Beauty’s future? Reductionism, carbon capture, biotech and blockchain
As the beauty industry looks to the future, perhaps it can draw inspiration from futurologist and founder of Hint Futurology Helga Hertsig-Lavocah who said sustainability must soon become a side-effect, rather than a selling point, and reductionism has to be prioritised.
“Less is more; we all know people want less things,” Hertsig-Lavocah said. “Reductionism is, for me, the big thing (…) Reductionism in terms of the amount of shower gels, shampoos, and everything we’re putting out there. And then not having this thing that ‘just because it’s sustainable it will sell’.”
Another futurologist Monique Large, founder of trend consultation firm Pollen Consulting, suggests carbon capture might even be a possibility future beauty packaging developments.
Carbon capture – taking CO2 from the atmosphere and trapping it into soil or building materials – is already worth an estimated $6 trillion, so she said why not consider it in beauty and create hyper-sustainable brands? “It’s really emerging for packaging in cosmetics, and fiction because it’s, of course, probably very, very expensive to do. But it’s important to question our consumption and our quest to decarbonise and to lower the pressure of consumerism.”
Andrew McDougall, associate director for Mintel Beauty & Personal Care, said beauty innovation over the next decade will see nature and science blur, with the true power of biotechnology unfolding to take sustainable cosmetics forward.
And using ‘engineered natural ingredients’, McDougall said, ought to be leveraged by beauty players looking to satisfy consumer desires for a mix of safety and sustainability.
Blockchain technology to guarantee supply chains might also be on the agenda for beauty brands in the future, according to Ryan Whittaker, consumer analyst at GlobalData.
Whilst use of blockchain remains “relatively niche” in beauty, largely because it is expensive and complex to run, Whittaker said it could potentially be used to provide transparency on sustainable efforts, a bit like how it has been used by food companies to assure provenance.
Editor's Thoughts
This feature, of course, is only a snapshot of what industry has been up to over the last few years. Worldwide, there are lots of beauty brands, retailers, manufacturers and suppliers with important environmental commitments and sustainable initiatives - far more than what is outlined in this piece.

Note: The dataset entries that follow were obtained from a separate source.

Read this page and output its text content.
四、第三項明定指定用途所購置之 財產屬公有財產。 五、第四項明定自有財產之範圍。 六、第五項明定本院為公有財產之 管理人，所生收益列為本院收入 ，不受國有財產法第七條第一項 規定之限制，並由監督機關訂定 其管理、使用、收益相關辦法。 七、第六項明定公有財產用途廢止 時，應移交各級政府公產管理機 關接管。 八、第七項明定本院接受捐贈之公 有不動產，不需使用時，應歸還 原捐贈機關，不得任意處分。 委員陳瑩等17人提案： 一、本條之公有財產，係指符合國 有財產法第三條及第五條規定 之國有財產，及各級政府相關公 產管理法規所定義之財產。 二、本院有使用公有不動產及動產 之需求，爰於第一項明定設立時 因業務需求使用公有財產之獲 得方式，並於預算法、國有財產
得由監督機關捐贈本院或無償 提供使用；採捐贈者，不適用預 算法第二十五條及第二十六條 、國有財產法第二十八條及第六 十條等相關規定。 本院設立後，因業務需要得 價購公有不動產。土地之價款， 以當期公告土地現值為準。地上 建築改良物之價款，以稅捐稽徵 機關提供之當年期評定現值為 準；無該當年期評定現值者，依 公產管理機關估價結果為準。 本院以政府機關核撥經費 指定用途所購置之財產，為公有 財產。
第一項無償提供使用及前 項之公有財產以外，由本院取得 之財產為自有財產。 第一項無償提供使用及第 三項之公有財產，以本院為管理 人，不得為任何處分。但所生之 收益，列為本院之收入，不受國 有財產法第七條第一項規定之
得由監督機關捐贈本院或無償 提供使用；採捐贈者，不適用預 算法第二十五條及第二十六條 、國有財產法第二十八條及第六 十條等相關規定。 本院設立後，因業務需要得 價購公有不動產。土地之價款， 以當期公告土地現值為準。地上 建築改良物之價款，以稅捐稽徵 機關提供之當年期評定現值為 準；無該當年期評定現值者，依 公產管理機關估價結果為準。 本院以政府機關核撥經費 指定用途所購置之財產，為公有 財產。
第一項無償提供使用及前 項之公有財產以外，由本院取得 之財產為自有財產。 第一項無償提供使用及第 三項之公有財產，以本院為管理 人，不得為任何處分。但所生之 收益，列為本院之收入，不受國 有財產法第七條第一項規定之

But whatever the future holds, it remains clear beauty players worldwide have plenty of future sustainable innovations to consider this Earth Day, and every day in between. The consumer appetite is there; the regulatory impetus is there. And at a time when we’re faced with an ongoing global health crisis, and soon-to-be economic crisis, it ought to give industry pause for thought on exactly how it can contribute further to the sustainable future of our planet.